Recentemente foi anunciado que calçadões localizados na Área Central de São Paulo serão destinados para o público do Theatro Municipal estacionar seus veículos no período noturno sob a justificativa de que esses não são utilizados por pedestres após o cair da noite.
Entre outras questões, essa justificativa está relacionada com o esvaziamento das áreas centrais, fenômeno que atingiu a maioria dos centros urbanos e está estritamente vinculado com a redução do número de moradias e aumento do número de estabelecimentos comerciais e de serviço, o que torna esses espaços muito dinâmicos durante o dia e praticamente desertos durante noite.

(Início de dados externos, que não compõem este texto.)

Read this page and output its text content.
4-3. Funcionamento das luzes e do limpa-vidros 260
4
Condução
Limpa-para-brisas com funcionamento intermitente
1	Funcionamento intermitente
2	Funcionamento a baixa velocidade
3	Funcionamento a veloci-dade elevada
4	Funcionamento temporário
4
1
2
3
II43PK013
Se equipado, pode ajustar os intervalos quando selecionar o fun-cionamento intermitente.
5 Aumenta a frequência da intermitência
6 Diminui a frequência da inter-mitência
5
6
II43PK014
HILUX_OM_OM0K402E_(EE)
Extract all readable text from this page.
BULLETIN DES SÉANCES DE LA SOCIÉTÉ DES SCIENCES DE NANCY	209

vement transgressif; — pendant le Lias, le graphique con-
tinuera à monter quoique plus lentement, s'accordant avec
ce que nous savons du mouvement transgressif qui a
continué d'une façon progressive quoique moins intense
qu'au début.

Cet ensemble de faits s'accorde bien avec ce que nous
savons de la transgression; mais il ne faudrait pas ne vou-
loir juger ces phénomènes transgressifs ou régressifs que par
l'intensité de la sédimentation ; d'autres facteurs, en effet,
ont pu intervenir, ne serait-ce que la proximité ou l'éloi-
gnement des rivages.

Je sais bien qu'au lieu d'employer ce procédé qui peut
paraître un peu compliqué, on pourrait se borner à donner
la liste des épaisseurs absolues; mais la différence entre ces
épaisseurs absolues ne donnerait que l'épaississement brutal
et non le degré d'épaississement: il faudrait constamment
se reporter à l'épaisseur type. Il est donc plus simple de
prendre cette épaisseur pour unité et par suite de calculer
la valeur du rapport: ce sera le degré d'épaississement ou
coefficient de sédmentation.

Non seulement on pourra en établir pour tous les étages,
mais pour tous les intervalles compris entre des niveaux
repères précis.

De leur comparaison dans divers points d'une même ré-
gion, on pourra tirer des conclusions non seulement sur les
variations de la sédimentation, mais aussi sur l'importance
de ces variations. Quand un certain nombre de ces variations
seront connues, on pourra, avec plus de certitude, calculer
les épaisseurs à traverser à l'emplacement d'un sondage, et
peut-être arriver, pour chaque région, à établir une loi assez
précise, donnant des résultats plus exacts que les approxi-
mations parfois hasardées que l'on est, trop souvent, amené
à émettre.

Em geral, há um grande volume de pedestres que tem interesse em frequentar as lojas, mas também em conhecer o patrimônio histórico da cidade - materializado em prédios e estátuas, no piso da calçada e em inúmeros detalhes que aos poucos constroem o imaginário coletivo da cidade.
Características que, em outras capitais latinoamericanas como Bogotá-CO, Quito-EC e Montevidéu-UY, motivaram medidas para qualificar os espaços públicos e os tornar mais seguros para pedestres, por exemplo a implantação de calçadões, o alargamento de calçadas e a redução de velocidade veicular.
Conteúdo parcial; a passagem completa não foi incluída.